There’s Innovation and Ridiculation
Innovation and ridiculation both have a part to play in idea creation. I love a good idea as much as the next person and when I see or hear of a genuinely great business idea, I love it and find they tend to stand out, mainly due to simplicity and innovation. However, there is a footnote to new and innovative business ideas and it is this. Is your idea really a profit creating business that fulfills a sustainable market need?
Of course if you ask the originator, the answer is always yes (you’ve gotta love the conviction of entrepreneurs!!). But when you look objectively and in a bit more detail at the practicalities involved, it sometimes starts to beg awkward, but obvious questions about the potential for success.

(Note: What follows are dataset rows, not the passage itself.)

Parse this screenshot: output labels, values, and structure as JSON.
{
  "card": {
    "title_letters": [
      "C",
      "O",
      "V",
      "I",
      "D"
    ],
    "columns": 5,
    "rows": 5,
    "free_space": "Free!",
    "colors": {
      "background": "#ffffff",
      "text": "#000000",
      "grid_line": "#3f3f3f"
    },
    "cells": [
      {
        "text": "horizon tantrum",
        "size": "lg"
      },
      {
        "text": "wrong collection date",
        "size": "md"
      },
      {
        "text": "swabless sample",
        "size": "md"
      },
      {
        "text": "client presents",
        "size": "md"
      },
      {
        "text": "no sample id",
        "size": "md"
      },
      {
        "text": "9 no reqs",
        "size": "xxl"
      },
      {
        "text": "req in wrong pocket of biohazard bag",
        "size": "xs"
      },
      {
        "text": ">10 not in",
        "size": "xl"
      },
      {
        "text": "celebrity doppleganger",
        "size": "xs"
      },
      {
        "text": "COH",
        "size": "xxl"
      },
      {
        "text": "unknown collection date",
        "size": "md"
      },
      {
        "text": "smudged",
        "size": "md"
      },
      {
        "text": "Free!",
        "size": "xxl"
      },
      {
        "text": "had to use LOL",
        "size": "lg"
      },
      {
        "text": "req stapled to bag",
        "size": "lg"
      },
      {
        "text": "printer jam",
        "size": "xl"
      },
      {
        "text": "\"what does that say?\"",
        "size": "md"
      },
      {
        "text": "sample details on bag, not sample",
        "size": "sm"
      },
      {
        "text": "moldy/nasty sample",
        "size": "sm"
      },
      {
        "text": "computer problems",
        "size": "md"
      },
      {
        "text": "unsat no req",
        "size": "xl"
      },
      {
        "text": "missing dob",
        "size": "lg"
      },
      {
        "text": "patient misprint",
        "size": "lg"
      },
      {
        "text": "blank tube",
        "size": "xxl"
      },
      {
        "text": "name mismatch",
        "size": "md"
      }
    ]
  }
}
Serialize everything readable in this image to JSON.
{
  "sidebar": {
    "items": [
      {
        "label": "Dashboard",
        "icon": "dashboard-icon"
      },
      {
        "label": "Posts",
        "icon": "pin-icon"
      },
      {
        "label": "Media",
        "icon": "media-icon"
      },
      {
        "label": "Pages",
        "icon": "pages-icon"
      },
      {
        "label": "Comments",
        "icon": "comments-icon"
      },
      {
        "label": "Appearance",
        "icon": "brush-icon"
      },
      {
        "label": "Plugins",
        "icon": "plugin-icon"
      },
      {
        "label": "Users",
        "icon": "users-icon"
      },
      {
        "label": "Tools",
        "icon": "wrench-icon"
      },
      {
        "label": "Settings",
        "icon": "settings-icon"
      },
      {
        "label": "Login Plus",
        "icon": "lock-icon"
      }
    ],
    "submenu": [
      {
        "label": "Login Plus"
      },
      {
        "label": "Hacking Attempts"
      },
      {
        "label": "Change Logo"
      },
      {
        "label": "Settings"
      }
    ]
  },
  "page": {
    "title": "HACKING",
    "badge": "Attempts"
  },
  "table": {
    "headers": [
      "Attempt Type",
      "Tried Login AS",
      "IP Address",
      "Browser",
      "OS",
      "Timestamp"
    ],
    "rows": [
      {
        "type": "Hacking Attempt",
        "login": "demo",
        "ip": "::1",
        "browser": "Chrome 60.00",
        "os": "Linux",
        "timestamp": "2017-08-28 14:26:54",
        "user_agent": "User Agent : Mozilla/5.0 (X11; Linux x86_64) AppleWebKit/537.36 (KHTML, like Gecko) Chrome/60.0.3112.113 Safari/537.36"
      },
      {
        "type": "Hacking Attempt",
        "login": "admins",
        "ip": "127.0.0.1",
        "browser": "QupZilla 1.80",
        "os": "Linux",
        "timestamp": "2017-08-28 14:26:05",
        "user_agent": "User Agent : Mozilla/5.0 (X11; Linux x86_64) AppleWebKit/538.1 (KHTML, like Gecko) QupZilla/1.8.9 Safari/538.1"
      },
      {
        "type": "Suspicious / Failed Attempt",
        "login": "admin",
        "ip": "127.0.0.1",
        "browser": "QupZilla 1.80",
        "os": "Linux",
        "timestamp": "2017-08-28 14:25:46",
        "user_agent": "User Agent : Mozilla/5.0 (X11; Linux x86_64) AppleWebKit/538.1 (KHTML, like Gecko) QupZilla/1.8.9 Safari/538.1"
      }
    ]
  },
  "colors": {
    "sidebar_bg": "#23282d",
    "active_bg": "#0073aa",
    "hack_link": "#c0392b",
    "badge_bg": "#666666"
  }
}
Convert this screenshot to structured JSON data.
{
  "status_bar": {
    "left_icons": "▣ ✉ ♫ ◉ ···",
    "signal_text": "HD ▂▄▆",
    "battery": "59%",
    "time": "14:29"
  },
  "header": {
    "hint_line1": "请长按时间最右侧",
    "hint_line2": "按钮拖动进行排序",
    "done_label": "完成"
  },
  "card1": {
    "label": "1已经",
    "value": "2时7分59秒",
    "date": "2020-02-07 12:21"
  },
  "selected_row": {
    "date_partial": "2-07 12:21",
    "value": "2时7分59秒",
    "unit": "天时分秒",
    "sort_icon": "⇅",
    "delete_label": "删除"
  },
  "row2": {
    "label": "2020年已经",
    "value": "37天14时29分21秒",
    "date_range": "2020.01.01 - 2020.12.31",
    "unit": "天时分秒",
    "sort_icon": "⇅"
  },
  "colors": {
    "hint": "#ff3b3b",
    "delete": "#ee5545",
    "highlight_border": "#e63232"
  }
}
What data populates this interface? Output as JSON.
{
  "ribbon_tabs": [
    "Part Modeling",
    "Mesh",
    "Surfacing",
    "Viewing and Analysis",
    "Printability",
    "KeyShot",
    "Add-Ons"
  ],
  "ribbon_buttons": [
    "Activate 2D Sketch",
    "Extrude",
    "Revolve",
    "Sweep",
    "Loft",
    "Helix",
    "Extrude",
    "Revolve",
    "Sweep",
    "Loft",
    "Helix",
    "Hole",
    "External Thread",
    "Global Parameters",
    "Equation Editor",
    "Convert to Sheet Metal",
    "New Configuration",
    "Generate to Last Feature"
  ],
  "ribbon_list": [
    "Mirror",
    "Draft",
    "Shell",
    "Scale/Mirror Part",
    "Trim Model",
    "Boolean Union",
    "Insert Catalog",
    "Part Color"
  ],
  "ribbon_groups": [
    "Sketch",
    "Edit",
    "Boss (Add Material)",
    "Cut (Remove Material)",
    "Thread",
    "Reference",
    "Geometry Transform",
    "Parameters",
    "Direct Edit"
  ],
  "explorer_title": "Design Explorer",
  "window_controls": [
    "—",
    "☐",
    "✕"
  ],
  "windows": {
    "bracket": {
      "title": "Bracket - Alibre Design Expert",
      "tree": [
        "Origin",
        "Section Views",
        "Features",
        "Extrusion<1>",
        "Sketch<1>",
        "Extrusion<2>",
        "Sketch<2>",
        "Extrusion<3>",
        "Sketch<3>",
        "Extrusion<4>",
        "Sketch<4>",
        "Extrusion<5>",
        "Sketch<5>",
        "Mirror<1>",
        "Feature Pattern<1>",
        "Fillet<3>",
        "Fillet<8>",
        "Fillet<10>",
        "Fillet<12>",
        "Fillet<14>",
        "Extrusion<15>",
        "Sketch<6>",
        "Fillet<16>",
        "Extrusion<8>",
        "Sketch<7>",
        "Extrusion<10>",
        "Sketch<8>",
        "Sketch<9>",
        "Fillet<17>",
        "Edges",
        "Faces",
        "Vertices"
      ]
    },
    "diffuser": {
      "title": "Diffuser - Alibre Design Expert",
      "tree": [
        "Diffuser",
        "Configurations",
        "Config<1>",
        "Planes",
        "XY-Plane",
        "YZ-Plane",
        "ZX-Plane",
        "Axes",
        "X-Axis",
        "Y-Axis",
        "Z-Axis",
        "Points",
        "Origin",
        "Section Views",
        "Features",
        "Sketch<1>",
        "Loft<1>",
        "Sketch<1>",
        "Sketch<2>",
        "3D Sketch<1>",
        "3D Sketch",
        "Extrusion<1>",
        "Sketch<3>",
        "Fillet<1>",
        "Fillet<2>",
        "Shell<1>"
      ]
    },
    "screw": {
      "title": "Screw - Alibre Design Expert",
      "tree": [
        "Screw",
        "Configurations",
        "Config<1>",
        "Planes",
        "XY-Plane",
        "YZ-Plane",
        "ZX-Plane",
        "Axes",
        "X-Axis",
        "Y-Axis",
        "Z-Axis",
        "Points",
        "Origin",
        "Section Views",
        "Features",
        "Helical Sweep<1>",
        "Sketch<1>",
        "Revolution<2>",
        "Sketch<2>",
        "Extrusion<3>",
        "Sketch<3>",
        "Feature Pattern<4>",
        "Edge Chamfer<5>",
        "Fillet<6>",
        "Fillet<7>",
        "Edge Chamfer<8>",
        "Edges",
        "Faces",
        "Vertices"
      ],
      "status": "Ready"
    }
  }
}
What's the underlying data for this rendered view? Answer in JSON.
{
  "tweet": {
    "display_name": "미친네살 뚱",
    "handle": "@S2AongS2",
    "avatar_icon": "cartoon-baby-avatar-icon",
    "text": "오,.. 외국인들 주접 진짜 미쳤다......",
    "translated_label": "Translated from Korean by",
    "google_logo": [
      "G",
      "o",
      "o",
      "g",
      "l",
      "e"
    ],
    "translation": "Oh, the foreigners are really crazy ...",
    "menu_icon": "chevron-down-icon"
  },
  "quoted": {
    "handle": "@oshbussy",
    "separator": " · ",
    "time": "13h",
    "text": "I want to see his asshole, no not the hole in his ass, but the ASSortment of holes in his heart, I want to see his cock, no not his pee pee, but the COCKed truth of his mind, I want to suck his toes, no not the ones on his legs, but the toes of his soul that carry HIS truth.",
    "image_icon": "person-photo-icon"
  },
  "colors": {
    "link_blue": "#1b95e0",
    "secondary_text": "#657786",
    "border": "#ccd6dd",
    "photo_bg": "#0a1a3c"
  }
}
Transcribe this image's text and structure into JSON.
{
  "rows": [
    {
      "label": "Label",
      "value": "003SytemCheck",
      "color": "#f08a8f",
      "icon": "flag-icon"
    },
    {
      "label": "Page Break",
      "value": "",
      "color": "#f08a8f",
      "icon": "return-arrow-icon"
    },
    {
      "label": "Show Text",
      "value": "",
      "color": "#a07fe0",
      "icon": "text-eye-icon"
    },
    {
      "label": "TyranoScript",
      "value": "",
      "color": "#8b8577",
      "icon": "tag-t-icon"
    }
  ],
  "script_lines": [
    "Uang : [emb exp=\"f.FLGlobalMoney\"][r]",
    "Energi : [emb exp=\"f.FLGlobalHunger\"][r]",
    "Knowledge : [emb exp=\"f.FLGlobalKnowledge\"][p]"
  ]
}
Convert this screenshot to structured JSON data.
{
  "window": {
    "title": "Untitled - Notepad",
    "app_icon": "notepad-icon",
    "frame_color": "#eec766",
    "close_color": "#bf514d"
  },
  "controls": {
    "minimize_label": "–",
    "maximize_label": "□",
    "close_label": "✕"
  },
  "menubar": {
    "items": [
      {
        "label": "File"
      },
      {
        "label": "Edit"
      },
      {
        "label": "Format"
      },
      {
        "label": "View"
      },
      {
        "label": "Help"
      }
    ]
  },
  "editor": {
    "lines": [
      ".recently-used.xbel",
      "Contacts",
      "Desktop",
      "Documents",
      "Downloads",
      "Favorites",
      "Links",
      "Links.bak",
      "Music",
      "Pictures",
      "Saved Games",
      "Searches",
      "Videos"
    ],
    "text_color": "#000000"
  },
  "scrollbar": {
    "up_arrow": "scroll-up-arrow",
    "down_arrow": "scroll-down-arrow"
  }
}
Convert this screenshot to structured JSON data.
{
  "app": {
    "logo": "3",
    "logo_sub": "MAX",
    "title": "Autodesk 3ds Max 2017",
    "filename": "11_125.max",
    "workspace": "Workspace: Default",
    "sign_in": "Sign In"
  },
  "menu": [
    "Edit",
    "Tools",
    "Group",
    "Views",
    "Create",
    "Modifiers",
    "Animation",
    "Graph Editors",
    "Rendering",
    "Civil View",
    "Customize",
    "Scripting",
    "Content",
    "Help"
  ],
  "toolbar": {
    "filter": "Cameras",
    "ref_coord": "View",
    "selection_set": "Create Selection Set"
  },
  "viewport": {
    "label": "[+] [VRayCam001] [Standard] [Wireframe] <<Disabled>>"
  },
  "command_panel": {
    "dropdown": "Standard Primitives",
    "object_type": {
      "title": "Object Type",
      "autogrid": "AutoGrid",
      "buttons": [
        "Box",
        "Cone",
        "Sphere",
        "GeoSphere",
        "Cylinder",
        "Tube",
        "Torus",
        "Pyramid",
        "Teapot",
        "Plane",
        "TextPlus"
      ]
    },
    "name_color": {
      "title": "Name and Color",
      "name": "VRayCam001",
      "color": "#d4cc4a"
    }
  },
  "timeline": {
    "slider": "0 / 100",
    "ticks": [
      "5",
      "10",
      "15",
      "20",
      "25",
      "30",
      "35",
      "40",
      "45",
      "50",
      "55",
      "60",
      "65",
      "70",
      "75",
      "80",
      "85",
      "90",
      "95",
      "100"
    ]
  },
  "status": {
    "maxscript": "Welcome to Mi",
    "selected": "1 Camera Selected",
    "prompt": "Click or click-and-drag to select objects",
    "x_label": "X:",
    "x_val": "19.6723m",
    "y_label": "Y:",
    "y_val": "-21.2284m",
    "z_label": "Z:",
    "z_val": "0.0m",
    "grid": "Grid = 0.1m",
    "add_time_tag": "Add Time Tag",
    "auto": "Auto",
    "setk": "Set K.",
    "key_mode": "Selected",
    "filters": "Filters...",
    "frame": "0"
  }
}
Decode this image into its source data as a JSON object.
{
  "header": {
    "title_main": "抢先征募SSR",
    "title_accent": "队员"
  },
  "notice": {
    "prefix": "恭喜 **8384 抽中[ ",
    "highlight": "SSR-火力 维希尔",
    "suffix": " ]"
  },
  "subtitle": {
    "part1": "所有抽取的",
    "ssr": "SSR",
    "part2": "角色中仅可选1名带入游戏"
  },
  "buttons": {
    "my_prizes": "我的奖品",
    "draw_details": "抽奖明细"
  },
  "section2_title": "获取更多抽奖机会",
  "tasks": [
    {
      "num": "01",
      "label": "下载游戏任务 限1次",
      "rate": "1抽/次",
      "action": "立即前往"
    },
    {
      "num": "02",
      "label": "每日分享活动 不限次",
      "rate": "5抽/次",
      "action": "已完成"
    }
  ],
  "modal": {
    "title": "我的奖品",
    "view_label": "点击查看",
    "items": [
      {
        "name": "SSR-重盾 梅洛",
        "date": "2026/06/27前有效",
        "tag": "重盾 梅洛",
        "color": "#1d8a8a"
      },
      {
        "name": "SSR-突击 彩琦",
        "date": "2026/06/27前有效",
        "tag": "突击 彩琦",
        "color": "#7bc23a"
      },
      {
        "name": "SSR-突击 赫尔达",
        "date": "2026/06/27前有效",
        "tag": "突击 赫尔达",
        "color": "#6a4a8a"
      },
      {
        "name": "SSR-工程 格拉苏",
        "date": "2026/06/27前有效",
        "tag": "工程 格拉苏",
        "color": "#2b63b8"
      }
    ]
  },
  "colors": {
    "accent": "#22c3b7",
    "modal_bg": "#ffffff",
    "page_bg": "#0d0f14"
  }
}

Every entrepreneur wants their business to succeed and one of the key ingredients for success is creating a business that generates a profitable income stream. Without this vital ingredient, your business won’t survive!
The world is littered with examples of innovative business ideas. These include cardboard bicycles, pedal powered washing machines, wedges to stop dining tables wobbling and so on. There’s even an ISP in Mexico who will give you free WiFi credits in exchange for collecting dog excrement!!
Now, I would agree that I am being possibly unfair with my narrow-minded opinion on those great masterminds that came up with these ideas and my intention is not to crush the creative spirit, but puuuleeeasse help me understand why there are not more back to basic ideas for businesses. It may not be as innovative, but they sure do make money and perhaps just need an operator to outsmart the competition.
I’m talking about businesses like Mary Portas and her kinky knicker business. Bank on Dave, set up by Dave Fishwick, the Burnley entrepreneur who’s building a better bank, as well as the many traditional businesses like window cleaners, property maintenance companies, dry cleaning, car repairs and so on. Even real innovation businesses like Liquiglide, that helps empty sauces and liquids from bottles and the monthly razor subscriptions from King of Shaves (nice one Will..!) all solve real needs of customers and they have the potential to make money.
Whilst all of these businesses can and do have innovative elements within, it is sometimes the simplicity that is more inherent than the innovation, so my advice is to create a set of criteria to benchmark your idea against, before you launch it. There are lots of criteria you can apply, but here’s a few of my tips and thoughts on appraising an idea:
How many people will realistically ever pay to use your product or service?
How much will they pay?
What will be your gross profit on each sale?
Is it a growing market?
Is it patent free?
How is it different to existing products on the market?
Does it solve a really big problem for your customers?
Does it have recurring revenues?
Can you easily scale the business model?
Can your idea be easily copied or outmarketed?
Would your friends pay you for your product or service?
Why would you fail with it?
I challenge anyone on their idea to see if it is either full of innovation or full of ridiculation. If you can positively answer the above then go for it, the chances are you will be successful and if you’re not, then I’ll give you a one way ticket to Mexico and lifetime supply of poo bags!